I am considering a job change that will eventually include a platform change. I am currently an iSeries 400 RPG and COOL:2E programmer. However, I have this opportunity to change jobs to continue working on the iSeries with RPG and COOL:2E, but eventually the company is going to migrate to Unix and Oracle-based applications. The company will train all the RPG and COOL:2E programmers in Oracle. I love working on the iSeries with RPG and COOL:2E, but I feel that the trend is towards Unix and Oracle and eventually I would get squeezed if I don't change. What is your opinion on this? Do you think I should take this opportunity or do you think Unix and Oracle is a passing trend in the long run?

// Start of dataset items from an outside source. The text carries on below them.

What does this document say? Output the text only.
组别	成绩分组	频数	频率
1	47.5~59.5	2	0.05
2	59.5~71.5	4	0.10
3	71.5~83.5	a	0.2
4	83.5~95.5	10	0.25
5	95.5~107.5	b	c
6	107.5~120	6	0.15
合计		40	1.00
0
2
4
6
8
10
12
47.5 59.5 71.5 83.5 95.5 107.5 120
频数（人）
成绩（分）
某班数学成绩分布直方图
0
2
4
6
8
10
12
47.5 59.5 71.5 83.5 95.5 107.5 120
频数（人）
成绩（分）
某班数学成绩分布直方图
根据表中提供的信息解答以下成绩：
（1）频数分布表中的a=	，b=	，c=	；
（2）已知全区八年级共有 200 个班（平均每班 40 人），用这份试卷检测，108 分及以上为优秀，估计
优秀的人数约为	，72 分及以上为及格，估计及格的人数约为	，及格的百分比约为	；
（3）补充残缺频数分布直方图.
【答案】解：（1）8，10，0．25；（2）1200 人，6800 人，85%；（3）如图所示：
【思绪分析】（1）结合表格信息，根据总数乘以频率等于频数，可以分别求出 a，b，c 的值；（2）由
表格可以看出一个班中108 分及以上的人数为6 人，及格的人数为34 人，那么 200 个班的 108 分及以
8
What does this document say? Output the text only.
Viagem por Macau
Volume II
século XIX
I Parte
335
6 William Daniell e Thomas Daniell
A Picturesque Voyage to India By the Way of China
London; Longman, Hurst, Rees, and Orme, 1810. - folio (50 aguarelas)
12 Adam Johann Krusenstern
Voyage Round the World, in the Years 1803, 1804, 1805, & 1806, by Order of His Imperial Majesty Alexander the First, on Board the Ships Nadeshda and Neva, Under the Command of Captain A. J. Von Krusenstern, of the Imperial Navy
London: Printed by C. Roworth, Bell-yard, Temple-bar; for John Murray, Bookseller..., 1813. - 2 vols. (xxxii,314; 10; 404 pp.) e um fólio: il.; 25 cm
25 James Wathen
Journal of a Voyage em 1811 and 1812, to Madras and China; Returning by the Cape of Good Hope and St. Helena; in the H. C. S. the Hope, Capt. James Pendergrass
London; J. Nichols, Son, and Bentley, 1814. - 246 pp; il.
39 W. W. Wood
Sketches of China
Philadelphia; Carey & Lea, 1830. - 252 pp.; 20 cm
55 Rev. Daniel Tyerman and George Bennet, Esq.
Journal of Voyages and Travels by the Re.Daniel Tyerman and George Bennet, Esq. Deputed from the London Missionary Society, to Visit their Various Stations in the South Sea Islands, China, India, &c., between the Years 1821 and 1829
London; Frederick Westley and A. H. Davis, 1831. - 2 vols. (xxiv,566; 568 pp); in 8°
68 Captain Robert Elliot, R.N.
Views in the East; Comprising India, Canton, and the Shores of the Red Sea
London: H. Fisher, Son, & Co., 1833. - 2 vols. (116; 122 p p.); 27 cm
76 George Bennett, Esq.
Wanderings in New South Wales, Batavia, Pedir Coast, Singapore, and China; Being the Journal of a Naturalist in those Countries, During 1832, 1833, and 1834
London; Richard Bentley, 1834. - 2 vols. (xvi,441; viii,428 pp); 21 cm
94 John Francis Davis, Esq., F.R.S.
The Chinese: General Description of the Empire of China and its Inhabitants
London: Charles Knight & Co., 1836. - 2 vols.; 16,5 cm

Much as I would like to say that Unix and Sybase are passing trends in the long run.... they certainly are not...Unix has been around in various forms and versions for over twenty years. As I recall the early versions were from the UC Berkeley Labs, ergo called Berkeley Unix. As a matter of fact, much of the architecture in Microsoft's NT is Unix based.
In response to your quandary and subsequent question.... hum... being philosophical for a moment... As we all know, the iSeries 400 is probably the most reliable system ever devised by IT. Unfortunately, the promise of its capabilities fall too often on deaf ears. A goodly number of IT professionals today were exposed primarily to Unix in their formative college days and gravitate toward what they know. Sybase has maximized its marketing into this population successfully.
Empire builders abound in IT and have found a happy home in Unix/Sybase environments. For every iSeries 400 PA or operator, Unix/Sybase environments require three, each with a specialty (DBA, Communications, etc).
Sorry to be long winded and indirect .... Reflect on where you wish to go. Adding depth to your skill set portfolio is never a bad thing. Don't, however, ignore your core strengths (i.e. RPG, COBOL, etc.) for they will certainly be in demand for years to come.
We see more and more shops looking for PAs with expertise in the use of both environments, with the ability to work RPGese and UNIXese seamlessly being very desirable.
Good luck as it has been said.. 'If it were easy, anybody could do it..'.